Sınıf mı,  Çokluk mu, Orta Sınıflar mı: Gezi Parkı Katılımcıları Bağlamında Bir Tartışma
Gezi Parkı katılımcıları, farklı sınıflardan bireylerin, grupların ve cemaatlerin/toplulukların katılımı ve dayanışması dinamikleriyle oluşmuştu. Sınıfsal heterojenliği söz konusuydu. Korkut Boratav'ın    (http://www.toplumsol.org/her-yer-taksim-her-yer-direnis-soylesi-korkut-boratav-sendika/) "orta sınıflar" kavramına yönelttiği eleştirisi ve  öğrencileri şu anda işsiz olan müstakbel emekçiler olarak nitelemesinden yola çıkarak hakim çoğunluğun emekçiler olduğu düşünülebilir. Ancak, Boratav'ın da belirttiği gibi profesyonel mesleklerden gelenlerin kendi iş yerinde çalışanları küçük burjuva olarak nitelendirilebilirken başkalarını çalıştıranları burjuva olarak düşünmek gerekir. Başkalarının iş yerinde çalışanları ise emekçi olarak nitelendirilmek durumundadır. En geniş kategori olan emekçiler, Negri ve Hardt'ın (2001) yaptığı gibi 1. maddi ürün/meta üreten emekçiler ve 2. maddi olmayan ürün/meta ve hizmet üretenler olarak iki kategoriye ayırabilir (Negri ve Hard, 2001: 302-306). Ayrıca, maddi olmayan emek de a. bilişsel mal ve hizmet üreten emek ve b. duygulanımsal mal ve hizmet üreten emek olma üzere iki kategoriye ayrılabilir. Bu maddi olmayan emek kategorileri enformasyon, iletişim ve "sosyal  medya" teknolojilerinin üreticileri ve kullanıcılarıdır. 
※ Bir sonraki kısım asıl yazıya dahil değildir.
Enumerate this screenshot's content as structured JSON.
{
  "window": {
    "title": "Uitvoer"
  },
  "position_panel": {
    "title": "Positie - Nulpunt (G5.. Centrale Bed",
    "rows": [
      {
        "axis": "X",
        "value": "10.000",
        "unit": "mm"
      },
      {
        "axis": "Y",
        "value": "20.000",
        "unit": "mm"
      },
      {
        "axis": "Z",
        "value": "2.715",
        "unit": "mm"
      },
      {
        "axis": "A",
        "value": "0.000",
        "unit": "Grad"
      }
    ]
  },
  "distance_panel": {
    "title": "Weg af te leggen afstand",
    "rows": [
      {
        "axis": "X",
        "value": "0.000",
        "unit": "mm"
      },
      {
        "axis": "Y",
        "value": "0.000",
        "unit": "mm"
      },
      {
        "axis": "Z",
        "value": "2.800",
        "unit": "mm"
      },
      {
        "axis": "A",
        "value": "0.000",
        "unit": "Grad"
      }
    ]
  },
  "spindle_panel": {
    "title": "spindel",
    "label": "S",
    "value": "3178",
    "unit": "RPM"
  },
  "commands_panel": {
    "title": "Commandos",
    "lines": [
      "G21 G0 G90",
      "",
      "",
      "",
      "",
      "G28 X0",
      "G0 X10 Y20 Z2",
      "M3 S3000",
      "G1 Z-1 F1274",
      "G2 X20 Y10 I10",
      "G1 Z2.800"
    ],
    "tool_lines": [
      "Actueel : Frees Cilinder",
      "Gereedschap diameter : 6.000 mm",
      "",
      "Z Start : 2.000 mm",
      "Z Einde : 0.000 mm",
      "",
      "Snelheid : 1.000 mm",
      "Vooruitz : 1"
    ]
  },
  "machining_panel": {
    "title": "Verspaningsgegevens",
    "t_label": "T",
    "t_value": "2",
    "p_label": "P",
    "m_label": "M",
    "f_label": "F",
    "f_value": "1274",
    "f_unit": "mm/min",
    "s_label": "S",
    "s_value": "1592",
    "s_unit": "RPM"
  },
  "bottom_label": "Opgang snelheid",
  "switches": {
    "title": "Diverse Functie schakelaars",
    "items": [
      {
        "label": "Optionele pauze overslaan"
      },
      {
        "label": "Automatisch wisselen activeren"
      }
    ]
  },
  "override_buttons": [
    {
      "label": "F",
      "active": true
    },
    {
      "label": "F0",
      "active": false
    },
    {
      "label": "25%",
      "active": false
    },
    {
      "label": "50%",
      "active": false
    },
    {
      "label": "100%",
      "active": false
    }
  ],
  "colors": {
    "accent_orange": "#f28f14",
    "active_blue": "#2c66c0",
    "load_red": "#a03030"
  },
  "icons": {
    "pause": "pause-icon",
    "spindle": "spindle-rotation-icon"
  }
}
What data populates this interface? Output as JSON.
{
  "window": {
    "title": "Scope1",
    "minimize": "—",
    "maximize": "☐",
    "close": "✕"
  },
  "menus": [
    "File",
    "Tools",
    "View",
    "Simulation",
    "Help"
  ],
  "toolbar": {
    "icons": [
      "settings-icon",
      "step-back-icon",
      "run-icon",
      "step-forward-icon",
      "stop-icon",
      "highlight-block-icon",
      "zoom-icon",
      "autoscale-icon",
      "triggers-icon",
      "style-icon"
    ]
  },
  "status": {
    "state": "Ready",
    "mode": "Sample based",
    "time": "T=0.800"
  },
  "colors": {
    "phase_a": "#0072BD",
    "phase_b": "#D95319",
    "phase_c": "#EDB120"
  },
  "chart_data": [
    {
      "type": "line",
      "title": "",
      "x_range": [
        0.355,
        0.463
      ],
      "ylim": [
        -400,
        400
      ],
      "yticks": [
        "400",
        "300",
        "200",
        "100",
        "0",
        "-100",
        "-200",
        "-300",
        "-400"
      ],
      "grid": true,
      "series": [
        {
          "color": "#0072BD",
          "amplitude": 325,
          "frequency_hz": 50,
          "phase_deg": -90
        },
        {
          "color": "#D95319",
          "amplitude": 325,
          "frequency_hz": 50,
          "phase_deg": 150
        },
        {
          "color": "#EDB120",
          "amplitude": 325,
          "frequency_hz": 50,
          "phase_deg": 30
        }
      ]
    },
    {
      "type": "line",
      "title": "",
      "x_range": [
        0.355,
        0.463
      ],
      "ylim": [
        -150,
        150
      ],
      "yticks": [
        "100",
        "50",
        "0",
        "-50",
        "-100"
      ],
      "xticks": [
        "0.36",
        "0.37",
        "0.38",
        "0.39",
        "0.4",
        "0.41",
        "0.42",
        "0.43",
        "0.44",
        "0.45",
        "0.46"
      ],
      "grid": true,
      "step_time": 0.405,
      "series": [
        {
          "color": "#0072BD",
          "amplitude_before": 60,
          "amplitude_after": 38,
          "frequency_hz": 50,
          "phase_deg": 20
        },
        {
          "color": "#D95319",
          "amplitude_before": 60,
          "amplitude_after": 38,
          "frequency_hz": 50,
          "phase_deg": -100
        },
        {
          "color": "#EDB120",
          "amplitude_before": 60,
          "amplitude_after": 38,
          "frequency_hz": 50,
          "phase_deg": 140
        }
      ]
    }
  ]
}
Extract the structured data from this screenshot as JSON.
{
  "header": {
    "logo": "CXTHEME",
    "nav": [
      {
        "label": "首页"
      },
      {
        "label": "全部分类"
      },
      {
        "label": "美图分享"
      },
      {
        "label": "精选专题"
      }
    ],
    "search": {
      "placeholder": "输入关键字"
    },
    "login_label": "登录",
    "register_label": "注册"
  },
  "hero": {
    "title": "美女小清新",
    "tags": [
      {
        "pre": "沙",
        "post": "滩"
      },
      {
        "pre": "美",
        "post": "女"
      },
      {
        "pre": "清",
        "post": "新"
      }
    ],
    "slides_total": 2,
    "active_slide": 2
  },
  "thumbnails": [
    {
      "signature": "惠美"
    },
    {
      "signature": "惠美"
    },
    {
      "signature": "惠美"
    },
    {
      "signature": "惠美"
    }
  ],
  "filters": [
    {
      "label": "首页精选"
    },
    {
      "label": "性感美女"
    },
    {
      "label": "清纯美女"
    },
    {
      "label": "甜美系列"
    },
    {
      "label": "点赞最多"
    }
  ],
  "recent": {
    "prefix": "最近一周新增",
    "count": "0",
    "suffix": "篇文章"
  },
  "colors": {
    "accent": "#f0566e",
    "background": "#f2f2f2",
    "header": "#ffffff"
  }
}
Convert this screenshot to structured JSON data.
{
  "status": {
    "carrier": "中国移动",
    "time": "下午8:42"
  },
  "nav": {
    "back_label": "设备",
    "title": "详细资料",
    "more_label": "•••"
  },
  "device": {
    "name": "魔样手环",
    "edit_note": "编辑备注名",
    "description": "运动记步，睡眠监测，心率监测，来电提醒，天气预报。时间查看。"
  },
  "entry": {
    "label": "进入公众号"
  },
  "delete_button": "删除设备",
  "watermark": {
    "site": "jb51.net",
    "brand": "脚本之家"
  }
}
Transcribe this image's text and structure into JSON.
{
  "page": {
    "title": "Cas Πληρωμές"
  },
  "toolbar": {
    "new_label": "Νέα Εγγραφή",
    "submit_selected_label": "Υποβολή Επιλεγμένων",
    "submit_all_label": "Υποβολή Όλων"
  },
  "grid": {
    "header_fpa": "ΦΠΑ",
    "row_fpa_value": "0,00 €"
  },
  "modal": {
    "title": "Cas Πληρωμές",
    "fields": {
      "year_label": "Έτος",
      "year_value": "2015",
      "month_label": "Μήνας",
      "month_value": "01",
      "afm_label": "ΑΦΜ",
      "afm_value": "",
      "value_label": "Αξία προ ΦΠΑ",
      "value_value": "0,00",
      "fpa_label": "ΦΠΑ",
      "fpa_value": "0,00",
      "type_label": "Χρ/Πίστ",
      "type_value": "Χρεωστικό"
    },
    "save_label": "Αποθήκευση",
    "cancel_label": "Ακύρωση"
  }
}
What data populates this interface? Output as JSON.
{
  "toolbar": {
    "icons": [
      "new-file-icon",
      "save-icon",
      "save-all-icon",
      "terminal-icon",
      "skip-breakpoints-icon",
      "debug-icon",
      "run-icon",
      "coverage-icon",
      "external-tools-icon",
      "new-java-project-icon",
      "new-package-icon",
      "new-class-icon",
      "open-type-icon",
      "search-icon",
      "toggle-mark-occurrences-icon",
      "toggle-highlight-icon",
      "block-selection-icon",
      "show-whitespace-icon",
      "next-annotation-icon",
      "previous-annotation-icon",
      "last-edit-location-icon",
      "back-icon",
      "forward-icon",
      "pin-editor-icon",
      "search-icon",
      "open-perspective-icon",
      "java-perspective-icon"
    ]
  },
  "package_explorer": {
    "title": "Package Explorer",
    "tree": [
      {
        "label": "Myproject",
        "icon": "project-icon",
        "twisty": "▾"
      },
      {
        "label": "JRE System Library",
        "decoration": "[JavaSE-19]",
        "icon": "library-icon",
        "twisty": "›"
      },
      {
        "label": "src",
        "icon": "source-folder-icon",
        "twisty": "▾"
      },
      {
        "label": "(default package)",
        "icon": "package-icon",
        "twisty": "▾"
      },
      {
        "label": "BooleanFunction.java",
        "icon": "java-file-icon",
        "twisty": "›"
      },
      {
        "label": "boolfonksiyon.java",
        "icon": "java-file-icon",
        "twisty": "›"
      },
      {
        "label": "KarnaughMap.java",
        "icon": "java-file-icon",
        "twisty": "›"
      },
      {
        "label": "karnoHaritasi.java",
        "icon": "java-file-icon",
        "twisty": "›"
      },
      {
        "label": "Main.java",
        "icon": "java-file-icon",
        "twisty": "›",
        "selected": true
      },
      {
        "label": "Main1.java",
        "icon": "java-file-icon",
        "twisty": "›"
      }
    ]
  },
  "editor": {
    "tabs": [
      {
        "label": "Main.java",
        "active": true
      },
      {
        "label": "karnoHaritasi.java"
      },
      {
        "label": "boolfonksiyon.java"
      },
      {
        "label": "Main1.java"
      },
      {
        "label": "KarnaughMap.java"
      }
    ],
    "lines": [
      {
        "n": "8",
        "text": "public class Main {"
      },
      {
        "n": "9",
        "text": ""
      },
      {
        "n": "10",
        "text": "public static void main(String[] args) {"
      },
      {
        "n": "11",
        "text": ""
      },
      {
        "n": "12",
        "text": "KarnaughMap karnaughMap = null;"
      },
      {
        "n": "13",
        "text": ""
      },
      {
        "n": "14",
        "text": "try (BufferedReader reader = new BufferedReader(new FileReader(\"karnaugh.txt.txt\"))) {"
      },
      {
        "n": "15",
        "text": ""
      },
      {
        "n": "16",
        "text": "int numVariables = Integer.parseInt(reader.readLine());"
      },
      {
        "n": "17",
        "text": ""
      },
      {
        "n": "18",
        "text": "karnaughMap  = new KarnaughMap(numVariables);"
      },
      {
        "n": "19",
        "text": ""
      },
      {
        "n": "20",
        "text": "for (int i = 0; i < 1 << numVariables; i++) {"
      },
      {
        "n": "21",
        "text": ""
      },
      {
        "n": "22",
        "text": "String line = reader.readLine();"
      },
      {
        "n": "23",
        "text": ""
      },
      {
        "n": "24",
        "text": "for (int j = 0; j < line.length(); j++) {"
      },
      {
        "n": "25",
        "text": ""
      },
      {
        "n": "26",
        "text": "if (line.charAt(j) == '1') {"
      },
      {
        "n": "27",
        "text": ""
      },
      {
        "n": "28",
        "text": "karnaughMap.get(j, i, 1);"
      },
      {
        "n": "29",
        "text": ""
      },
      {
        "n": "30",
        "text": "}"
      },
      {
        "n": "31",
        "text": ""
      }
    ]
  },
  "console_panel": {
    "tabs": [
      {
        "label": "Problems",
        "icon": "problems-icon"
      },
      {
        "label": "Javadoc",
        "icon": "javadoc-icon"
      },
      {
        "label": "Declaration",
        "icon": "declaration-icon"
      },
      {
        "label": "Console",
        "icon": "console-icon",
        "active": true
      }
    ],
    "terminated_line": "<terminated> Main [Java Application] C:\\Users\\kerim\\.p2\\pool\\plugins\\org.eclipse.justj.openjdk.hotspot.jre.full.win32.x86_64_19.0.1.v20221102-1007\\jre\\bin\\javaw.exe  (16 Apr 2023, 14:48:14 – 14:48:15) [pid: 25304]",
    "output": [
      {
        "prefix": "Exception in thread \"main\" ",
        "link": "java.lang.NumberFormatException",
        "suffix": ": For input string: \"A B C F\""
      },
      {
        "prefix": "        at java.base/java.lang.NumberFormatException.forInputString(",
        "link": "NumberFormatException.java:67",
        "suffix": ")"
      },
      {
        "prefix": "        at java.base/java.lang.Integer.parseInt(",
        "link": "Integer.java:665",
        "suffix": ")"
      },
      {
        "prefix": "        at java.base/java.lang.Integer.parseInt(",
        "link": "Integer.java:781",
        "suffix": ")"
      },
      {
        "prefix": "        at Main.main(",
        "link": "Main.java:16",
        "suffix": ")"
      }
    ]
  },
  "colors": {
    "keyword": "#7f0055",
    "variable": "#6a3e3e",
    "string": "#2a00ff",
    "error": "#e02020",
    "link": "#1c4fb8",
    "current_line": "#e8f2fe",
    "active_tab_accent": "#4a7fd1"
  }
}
Ancak Hemen belirtmek gerekir ki Gazi Parkı katlımcıları heterojen sınıfsal kompozisyonu ve heterojen siyasal-ideolojik ve kültürel-kimliksel kompozisyonu olan bir topluluktu. İdeolojik-siyasal  habituslarla oluşmuş grup ve toplumsal hareketlerin yanında  dinsel-etnik, çevreci, feminist ve heteroseksüel olmayan toplumsal hareketlerin ve kimliklerin bir arada olduğu bu topluluk "çokluk" kavramı ile nitelendirilebilir mi? Negri ve Hard (2001, 2004) "çokluk" kavramını küresel sermayenin emperyal hegemonyasına karşı çıkabilecek küresel bir toplumsal-siyasal kategori olarak kavramlaştırmışlardır. Oysaki Gezi Parkındaki topluluk yerel bir topluluktur ve yerel kamusal alanlara ve topluluk mekanlarına sahip çıkıp bu mekanların parasal amaçlı kentsel dönüşüm projeleri kapsamında dönüştürülmesine karşı çıkmaktadır. İstanbul'un ve Türkiye'nin farklı parklarında aynı amaçlı ve Gezi Parkı katılımcıları ile dayanışma içinde olan topluluklar ortaya çıkmış ve "forum" toplantıları şeklinde devam etmektedir.  Bu tür topluluklara "yerel çokluk" diyebilir miyiz? Twitter ve Facebook yoluyla  gerçekleşen küresel ilişkiler de dikkate alınarak yerelliği ağır basanlara "küyerel çokluk" ve küreselliği ağır basanlara da "küreyel çokluk" dinilebilir mi? Küyerel ve küreyel kavramlarını
"Küresel-Yerel Karmaşıklık ve  Etkileşimli Sosyal Bilim Araştırmaları: İlhan Tekeli’nin Önerisi Üzerine Bazı Gözlemler" başlıklı   İlhan Tekeli İçin Armağan Yazılar (Tarih Vakfı Yurt Yayınları, 2004) kitabının birinci bölümü olan yazıda.  Şuradan ulaşılabilir:
 https://www.academia.edu/35851698/%C4%B0lhan_Tekeli_i%C3%A7in_Arma%C4%9Fan_Yaz%C4%B1lar._Tarih_Vakf%C4%B1_Yurt_Yay%C4%B1nlar%C4%B1_%C4%B0stanbul_2004?auto=download

Peki Ankara, İzmir, Mersin ve diğer şehirlerin parklarında oluşan toplulukları/cemaatlerin sınıfsal bileşimleri nedir? Benzer şekil de  Kadıköy ve Abbasağa gibi İstanbul'un diğer parklarında yapılan forum toplantılarının sınıfsal komposizyonu hakkında ne söylenebilir? Bütün bur sorular hipoteze dönüştürülüp araştırılmak durumundadır. 


Bazı işçi sendikalarının öncülüğünde gerçekleşen 15-16 Haziran 1970 İstanbul işçi sınıfı direnişinden 43 yıl sonra 17 Haziran 2013'de Gezi Parkı olayları sürerken bir günlük grev kapsamında Taksim meydanına çıkmaya çalışan işçi sınıfı nasıl bir dönüşüm geçirmiştir? Taksim meydanına çıkmaya çalışırken basın açıklaması yaparak dağılan işçi eyleminin  Gezi Parkı katılımcıları üzerindeki ve sendika üyeleri üzerindeki etkisi ne olmuştur? Bu konular da sosyolojik olarak araştırılmak durumundadır.